Blog 32 Vietnam in Half Moon Bay (Gary)
Well, we have to stop at the nurseries. So here I sit. Actually I am enjoying the spot in which I sit. Cars are zooming by, but the air is clean. Across the road is a thick forest of bushes. I imagine trying to push my way into them and go anywhere. It would be like hiding in the jungles of Vietnam. Yes, I can still go there. How would I hide from the enemy? Thank God I enlisted in the Air Force instead of being drafted by the Army. Good decision, Plep. But what are you going to do when you have lost your driver's license? I couldn't chase girls and I was tired of digging ditches. Three years, eleven months, seventeen days, and a wake up (until discharge, but who was counting?). I can't walk The Hill today but at least I am still here to walk it. I am grateful for fate’s subtle shifts in direction.
The Long Journey Home (Gary)
No doubt my most direct contact with the ghosts of war happened to me while leading a Vision Quest wilderness experience. We had a base camp at the top of a ridge in the Ventana Wilderness of Big Sur, California. I picked this particular location to be removed from civilization.

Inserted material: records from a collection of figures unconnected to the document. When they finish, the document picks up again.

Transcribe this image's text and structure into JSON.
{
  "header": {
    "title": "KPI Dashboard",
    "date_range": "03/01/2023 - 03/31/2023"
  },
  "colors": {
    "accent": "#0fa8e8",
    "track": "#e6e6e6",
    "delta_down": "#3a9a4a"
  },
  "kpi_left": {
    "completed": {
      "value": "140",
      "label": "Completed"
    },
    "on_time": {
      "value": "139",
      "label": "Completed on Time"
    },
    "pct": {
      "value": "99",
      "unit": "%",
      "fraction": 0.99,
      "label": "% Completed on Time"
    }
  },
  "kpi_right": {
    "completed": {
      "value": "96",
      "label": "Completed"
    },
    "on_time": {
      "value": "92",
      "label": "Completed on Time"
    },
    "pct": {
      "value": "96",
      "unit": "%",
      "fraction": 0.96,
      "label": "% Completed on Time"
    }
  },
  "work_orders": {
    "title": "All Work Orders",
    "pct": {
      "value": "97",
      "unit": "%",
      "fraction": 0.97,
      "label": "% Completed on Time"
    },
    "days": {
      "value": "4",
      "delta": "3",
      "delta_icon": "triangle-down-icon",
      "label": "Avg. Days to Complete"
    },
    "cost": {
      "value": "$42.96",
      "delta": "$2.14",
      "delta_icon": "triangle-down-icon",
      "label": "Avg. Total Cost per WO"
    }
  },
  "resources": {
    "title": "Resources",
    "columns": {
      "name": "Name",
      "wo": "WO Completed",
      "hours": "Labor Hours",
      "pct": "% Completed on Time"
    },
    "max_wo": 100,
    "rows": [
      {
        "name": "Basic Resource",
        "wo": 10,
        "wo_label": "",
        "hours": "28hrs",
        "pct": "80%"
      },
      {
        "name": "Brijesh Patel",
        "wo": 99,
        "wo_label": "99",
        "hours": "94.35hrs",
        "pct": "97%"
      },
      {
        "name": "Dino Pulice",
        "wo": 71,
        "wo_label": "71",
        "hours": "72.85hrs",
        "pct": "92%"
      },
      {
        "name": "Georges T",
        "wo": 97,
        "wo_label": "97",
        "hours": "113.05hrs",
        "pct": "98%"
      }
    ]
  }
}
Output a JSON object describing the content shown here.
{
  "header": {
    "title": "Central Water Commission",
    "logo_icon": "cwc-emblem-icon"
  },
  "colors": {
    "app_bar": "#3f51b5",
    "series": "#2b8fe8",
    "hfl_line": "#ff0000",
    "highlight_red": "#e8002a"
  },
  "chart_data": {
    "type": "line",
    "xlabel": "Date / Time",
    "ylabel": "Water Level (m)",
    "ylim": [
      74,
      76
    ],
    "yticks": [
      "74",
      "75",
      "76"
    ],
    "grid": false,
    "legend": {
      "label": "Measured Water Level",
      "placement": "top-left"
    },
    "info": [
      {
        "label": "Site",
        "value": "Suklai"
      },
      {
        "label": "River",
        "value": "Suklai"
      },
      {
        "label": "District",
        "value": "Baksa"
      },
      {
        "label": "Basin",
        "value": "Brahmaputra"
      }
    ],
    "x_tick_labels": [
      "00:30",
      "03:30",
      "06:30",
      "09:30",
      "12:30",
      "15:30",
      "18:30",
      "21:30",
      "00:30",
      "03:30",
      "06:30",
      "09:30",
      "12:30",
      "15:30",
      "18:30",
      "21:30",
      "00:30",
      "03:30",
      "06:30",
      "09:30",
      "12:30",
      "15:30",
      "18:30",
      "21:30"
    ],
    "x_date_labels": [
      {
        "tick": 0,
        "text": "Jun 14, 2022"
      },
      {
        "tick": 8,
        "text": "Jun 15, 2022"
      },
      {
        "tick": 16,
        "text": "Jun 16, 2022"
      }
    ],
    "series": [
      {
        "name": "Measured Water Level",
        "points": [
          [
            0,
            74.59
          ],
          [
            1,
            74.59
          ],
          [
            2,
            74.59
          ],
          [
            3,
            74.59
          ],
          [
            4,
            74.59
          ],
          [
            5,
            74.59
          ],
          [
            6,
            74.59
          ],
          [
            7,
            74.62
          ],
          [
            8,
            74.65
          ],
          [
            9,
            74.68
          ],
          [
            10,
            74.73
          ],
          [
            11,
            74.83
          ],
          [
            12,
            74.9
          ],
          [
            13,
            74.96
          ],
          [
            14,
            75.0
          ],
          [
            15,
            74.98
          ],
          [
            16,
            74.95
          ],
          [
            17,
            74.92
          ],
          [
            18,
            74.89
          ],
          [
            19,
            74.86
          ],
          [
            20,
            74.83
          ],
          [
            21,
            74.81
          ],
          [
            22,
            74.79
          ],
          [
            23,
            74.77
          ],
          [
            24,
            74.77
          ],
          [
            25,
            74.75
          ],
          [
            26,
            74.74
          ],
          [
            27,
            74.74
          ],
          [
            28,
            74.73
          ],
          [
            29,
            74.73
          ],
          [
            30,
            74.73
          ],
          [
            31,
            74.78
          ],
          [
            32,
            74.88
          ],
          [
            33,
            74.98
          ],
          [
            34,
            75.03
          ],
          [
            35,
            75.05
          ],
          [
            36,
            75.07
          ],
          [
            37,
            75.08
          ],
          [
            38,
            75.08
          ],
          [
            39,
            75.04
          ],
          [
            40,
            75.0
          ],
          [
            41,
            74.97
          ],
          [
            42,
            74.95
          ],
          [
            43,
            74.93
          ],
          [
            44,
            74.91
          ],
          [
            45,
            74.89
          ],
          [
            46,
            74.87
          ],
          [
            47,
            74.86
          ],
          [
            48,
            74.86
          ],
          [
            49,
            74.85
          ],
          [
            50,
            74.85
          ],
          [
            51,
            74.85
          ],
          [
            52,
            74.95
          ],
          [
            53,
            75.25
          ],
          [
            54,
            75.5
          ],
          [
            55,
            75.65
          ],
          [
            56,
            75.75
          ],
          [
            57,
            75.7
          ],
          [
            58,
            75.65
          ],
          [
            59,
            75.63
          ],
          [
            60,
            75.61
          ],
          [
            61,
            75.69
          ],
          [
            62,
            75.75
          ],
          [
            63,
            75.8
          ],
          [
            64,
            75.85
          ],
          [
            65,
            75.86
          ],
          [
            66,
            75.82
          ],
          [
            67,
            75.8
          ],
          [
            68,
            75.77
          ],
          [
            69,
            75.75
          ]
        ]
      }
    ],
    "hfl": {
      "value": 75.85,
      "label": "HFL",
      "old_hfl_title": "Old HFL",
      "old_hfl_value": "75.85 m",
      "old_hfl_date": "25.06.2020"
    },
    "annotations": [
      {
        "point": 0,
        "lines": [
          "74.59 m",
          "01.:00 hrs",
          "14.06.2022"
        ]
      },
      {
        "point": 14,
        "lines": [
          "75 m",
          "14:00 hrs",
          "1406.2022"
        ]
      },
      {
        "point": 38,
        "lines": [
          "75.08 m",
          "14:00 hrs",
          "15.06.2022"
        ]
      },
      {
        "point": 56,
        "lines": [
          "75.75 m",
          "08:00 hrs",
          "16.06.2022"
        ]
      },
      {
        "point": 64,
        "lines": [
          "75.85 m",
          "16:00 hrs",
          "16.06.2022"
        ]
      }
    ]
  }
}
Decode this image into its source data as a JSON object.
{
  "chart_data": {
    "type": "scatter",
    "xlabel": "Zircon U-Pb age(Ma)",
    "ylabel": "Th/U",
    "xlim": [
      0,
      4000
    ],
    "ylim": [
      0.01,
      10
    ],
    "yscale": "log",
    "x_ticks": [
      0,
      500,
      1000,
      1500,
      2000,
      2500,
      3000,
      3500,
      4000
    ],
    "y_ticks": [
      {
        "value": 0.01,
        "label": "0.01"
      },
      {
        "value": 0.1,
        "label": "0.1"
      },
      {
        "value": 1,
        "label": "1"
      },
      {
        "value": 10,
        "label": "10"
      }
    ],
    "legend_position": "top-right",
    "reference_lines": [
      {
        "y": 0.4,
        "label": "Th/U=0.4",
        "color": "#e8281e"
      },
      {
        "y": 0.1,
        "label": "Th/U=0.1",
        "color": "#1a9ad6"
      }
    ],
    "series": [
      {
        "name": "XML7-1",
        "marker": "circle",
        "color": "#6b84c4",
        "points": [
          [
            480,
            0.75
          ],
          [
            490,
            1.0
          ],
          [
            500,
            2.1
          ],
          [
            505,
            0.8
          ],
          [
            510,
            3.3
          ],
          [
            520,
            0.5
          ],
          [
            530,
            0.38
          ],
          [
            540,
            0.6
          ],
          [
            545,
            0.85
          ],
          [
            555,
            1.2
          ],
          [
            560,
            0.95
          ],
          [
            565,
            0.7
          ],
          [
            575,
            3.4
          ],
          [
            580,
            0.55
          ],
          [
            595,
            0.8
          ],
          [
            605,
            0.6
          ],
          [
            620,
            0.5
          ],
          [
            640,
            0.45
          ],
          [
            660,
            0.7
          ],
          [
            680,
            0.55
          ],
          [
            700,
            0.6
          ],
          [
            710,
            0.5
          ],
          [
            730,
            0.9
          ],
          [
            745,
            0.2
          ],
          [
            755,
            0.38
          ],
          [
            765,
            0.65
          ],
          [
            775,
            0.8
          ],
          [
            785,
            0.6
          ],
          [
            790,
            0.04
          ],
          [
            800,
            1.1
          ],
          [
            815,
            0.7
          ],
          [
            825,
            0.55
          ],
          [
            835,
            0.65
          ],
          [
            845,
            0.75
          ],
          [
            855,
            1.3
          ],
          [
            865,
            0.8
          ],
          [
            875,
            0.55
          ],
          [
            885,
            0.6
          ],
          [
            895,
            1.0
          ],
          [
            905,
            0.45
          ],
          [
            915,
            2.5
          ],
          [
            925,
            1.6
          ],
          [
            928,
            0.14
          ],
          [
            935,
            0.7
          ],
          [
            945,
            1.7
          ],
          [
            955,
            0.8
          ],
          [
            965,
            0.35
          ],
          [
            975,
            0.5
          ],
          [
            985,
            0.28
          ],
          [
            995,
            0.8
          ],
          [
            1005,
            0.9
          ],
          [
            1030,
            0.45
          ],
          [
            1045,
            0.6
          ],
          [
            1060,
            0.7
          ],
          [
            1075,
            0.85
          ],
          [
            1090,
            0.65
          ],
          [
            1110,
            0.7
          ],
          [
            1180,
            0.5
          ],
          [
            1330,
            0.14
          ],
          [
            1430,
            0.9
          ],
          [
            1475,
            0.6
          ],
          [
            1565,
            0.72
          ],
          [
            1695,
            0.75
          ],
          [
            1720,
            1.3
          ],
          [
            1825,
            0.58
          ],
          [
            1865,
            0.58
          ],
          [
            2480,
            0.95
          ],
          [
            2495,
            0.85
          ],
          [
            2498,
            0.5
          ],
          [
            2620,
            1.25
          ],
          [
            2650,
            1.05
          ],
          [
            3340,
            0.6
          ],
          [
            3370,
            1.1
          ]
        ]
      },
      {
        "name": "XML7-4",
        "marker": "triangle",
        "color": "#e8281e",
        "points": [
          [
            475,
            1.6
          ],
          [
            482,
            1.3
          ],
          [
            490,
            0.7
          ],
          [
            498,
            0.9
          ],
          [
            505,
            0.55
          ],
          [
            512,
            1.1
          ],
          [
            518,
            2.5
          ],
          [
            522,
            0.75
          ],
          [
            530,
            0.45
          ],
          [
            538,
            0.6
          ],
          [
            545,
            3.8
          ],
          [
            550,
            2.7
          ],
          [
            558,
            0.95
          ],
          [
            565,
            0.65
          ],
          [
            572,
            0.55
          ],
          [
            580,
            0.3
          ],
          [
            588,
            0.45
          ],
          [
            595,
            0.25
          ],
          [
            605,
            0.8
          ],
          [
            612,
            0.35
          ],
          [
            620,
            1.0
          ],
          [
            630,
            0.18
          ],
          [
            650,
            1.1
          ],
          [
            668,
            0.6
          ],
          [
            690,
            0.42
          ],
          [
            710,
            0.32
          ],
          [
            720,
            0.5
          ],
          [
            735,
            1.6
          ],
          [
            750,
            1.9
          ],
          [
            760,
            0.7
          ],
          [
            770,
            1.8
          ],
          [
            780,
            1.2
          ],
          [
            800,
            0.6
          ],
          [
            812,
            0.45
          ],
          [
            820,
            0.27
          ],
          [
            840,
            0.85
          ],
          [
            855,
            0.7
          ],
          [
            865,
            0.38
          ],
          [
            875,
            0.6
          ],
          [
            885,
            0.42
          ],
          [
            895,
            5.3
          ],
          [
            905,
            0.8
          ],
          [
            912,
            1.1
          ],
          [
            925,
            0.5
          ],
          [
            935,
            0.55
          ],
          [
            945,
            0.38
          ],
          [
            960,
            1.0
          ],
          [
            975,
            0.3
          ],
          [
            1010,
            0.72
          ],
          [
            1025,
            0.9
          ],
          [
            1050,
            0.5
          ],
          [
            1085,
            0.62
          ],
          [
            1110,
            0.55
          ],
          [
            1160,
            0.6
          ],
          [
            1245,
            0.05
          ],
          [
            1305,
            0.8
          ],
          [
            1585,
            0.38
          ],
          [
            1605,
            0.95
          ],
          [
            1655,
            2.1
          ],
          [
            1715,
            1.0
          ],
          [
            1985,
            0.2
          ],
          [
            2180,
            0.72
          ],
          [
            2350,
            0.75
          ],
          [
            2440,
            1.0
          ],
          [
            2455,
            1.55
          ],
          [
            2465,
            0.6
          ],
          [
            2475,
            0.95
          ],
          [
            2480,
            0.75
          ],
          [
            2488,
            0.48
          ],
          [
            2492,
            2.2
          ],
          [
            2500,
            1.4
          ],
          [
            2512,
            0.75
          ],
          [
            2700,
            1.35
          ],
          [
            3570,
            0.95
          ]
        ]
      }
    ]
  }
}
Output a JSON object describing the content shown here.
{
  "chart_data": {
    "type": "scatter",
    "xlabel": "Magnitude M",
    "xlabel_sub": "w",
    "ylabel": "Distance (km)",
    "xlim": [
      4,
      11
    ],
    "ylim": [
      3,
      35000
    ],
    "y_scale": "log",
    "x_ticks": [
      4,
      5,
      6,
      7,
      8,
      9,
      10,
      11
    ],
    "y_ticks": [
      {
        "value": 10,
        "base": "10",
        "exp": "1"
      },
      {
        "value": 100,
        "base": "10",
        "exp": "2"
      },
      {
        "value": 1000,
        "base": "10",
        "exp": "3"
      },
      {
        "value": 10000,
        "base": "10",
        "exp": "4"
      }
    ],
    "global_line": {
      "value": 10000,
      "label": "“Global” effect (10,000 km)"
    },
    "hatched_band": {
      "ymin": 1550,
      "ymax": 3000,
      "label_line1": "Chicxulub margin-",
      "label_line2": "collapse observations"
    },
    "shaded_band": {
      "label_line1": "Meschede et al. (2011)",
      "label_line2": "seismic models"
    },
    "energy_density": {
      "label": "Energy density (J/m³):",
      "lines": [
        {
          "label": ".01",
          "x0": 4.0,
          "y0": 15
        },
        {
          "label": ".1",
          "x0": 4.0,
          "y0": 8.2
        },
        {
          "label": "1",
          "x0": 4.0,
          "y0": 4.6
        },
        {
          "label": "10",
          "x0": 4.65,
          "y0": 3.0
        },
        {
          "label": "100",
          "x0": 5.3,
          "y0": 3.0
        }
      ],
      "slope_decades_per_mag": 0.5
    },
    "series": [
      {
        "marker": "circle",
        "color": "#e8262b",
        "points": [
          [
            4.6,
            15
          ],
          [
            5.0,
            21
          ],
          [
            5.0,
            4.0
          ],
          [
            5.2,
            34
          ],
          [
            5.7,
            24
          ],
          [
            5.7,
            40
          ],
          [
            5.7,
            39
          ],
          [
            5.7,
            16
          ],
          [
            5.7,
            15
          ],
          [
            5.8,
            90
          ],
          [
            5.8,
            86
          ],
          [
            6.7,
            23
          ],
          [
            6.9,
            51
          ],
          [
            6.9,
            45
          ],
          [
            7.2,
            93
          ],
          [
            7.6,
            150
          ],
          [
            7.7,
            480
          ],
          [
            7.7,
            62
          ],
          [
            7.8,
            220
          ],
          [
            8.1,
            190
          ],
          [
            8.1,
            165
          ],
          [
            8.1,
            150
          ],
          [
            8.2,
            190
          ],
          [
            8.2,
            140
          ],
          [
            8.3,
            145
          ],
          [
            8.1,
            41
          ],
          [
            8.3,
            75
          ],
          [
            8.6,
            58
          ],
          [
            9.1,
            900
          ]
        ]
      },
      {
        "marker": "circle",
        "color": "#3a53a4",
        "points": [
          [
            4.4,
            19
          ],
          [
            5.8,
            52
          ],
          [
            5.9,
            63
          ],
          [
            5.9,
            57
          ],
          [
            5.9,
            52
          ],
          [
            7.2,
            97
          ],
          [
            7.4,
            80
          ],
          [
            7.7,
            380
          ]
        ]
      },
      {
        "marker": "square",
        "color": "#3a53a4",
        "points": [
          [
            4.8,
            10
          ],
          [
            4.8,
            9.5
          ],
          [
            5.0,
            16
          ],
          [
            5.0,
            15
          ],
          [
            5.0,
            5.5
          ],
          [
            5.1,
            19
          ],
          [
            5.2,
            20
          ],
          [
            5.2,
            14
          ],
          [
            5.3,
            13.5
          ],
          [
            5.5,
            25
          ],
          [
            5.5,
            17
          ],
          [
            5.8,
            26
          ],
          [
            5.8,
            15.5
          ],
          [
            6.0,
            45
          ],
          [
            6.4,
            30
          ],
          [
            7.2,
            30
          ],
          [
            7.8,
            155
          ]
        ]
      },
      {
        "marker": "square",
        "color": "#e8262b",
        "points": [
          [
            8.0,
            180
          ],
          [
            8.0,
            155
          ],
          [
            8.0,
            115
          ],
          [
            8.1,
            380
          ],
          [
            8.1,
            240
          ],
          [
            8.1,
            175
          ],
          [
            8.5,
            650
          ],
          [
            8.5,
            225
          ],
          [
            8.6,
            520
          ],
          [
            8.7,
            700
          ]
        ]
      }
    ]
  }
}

I was milling around camp with my co-leader on a damp and quiet morning. I remember it as being slightly foggy and misty. I looked down the mountain simply to take in the always-gorgeous view. I was stunned and taken aback as I saw five Vietnamese carrying rifles on their shoulders and wearing the same garb as the Viet Cong, the traditional black pajamas and cone hats. My immediate thoughts were dark, and I was suddenly caught between two worlds. One I knew from being in a war in Vietnam, and the one in the present moment. I had to keep asking myself the question, “Are they here to kill me, or are they just civilians hunting for food?” Back and forth, back and forth, past to present, present to past. I wanted my gun and I didn't have it.
I watched them walk through the back of our campsite, and felt myself between two worlds of anticipation, trying to sort out reality. That was a scene I will never forget. I kept thinking, “How many of them can I get before they get me?”
Big breath.
The darkness stayed for a long time.